There are several very important vector identities involving $\nabla$ that I struggle to understand. To give an example, in the derivation of the wave equation from maxwell's equations, the following identity is used: $$ \nabla\times (\nabla\times \mathbf f)=\nabla(\nabla\cdot \mathbf f)-\nabla^2\mathbf f. \label{1} $$ I can prove it by direct calculation, but that would be very boring and mechanical. To get a more intuitive proof, I tried this: we have $$ \nabla\times (\mathbf a\times \mathbf b)=\mathbf a(\nabla\cdot\mathbf b)-\mathbf b(\nabla\cdot\mathbf a)+(\mathbf b\cdot\nabla)\mathbf a-(\mathbf a\cdot\nabla)\mathbf b $$ Plugging in $\mathbf a=\nabla$ and $\mathbf b=\mathbf f$, we get $$ \nabla\times (\nabla\times \mathbf f)=\nabla(\nabla\cdot \mathbf f)-\mathbf f (\nabla\cdot \nabla)+(\mathbf f\cdot \nabla)\nabla-(\nabla\cdot\nabla) \mathbf f. $$ There are four terms on the right hand side, and there is something strange going on: the first and the fourth term are vectors, whilst the second and third term are linear operators. Such blatent inhomogeneity shocks me.
It turns out that the 2nd and 3rd term cancel out, so we finally "prove" the result. But I still cannot see what's going on - if those two terms did not cancel out, then the entire expression would be meaningless.
What's really going on? Is it the right things to do?
You mustn't think of the del operator as an ordinary vector. In particular, the proof of the identity you tried to use requires $a,\,b$ to have components that commute with anything, just as the usual result for $c\times(a\times b)$ makes assumptions that prevents us using $c=\nabla$ to recover the very identity you've tried to use.

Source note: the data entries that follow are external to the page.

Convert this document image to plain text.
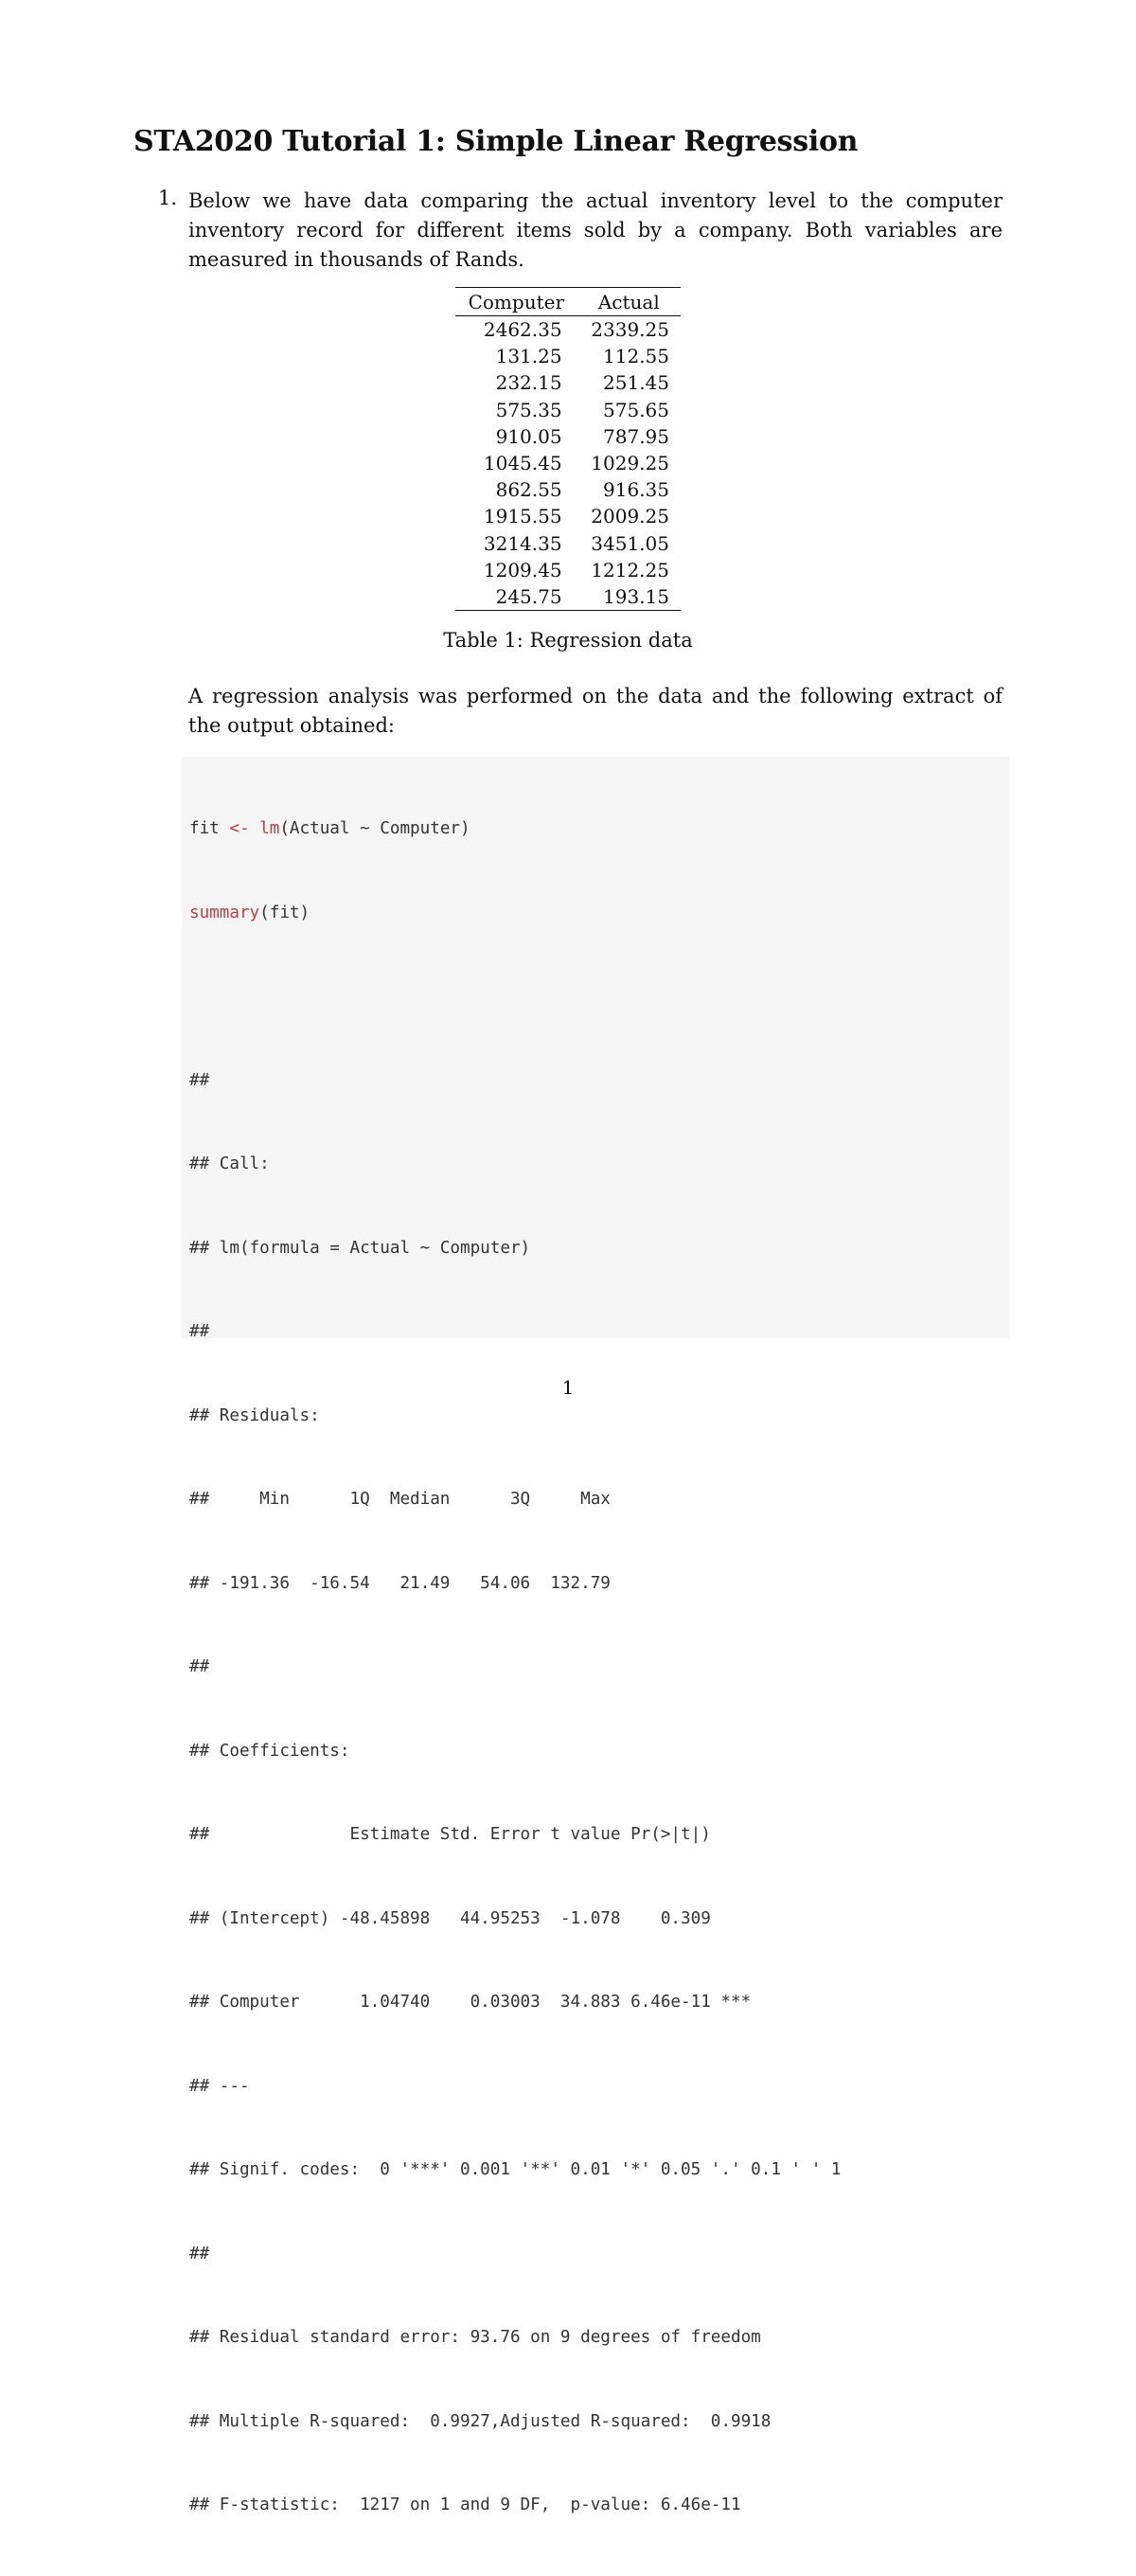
STA2020 Tutorial 1: Simple Linear Regression
1. Below we have data comparing the actual inventory level to the computer inventory record for different items sold by a company. Both variables are measured in thousands of Rands.
Computer	Actual
2462.35	2339.25
131.25	112.55
232.15	251.45
575.35	575.65
910.05	787.95
1045.45	1029.25
862.55	916.35
1915.55	2009.25
3214.35	3451.05
1209.45	1212.25
245.75	193.15
Table 1: Regression data
A regression analysis was performed on the data and the following extract of the output obtained:

fit <- lm(Actual ~ Computer)

summary(fit)

##

## Call:

## lm(formula = Actual ~ Computer)

##

## Residuals:

##     Min      1Q  Median      3Q     Max

## -191.36  -16.54   21.49   54.06  132.79

##

## Coefficients:

##              Estimate Std. Error t value Pr(>|t|)

## (Intercept) -48.45898   44.95253  -1.078    0.309

## Computer      1.04740    0.03003  34.883 6.46e-11 ***

## ---

## Signif. codes:  0 '***' 0.001 '**' 0.01 '*' 0.05 '.' 0.1 ' ' 1

##

## Residual standard error: 93.76 on 9 degrees of freedom

## Multiple R-squared:  0.9927,Adjusted R-squared:  0.9918

## F-statistic:  1217 on 1 and 9 DF,  p-value: 6.46e-11

1
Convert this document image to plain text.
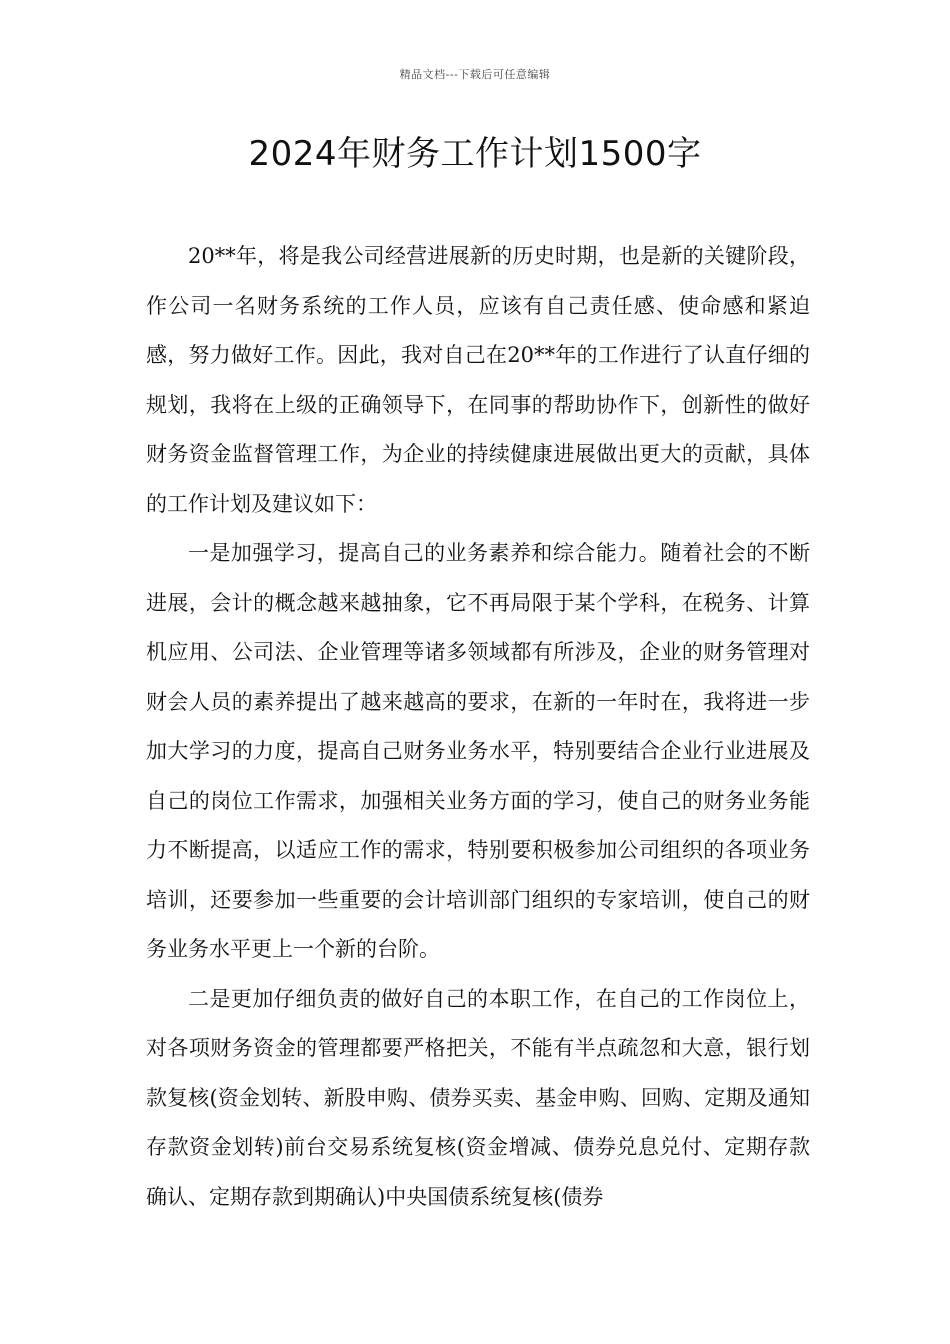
精品文档---下载后可任意编辑
2024年财务工作计划1500字

20**年，将是我公司经营进展新的历史时期，也是新的关键阶段，作公司一名财务系统的工作人员，应该有自己责任感、使命感和紧迫感，努力做好工作。因此，我对自己在20**年的工作进行了认直仔细的规划，我将在上级的正确领导下，在同事的帮助协作下，创新性的做好财务资金监督管理工作，为企业的持续健康进展做出更大的贡献，具体的工作计划及建议如下：

一是加强学习，提高自己的业务素养和综合能力。随着社会的不断进展，会计的概念越来越抽象，它不再局限于某个学科，在税务、计算机应用、公司法、企业管理等诸多领域都有所涉及，企业的财务管理对财会人员的素养提出了越来越高的要求，在新的一年时在，我将进一步加大学习的力度，提高自己财务业务水平，特别要结合企业行业进展及自己的岗位工作需求，加强相关业务方面的学习，使自己的财务业务能力不断提高，以适应工作的需求，特别要积极参加公司组织的各项业务培训，还要参加一些重要的会计培训部门组织的专家培训，使自己的财务业务水平更上一个新的台阶。

二是更加仔细负责的做好自己的本职工作，在自己的工作岗位上，对各项财务资金的管理都要严格把关，不能有半点疏忽和大意，银行划款复核(资金划转、新股申购、债券买卖、基金申购、回购、定期及通知存款资金划转)前台交易系统复核(资金增减、债券兑息兑付、定期存款确认、定期存款到期确认)中央国债系统复核(债券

The best approach with identities such as these is to calculate the $i$th component as $\epsilon_{ijk}\partial_j\epsilon_{klm}\partial_lf_m$, with implicit summation over repeated indices. Since $\epsilon_{ijk}\epsilon_{klm}=\delta_{il}\delta_{jm}-\delta_{im}\delta_{jl}$, this becomes$$(\delta_{il}\delta_{jm}-\delta_{im}\delta_{jl})\partial_j\partial_lf_m=\partial_i\partial_jf_j-\partial_j\partial_jf_i=(\nabla(\nabla\cdot f)-\nabla^2f)_i,$$as expected.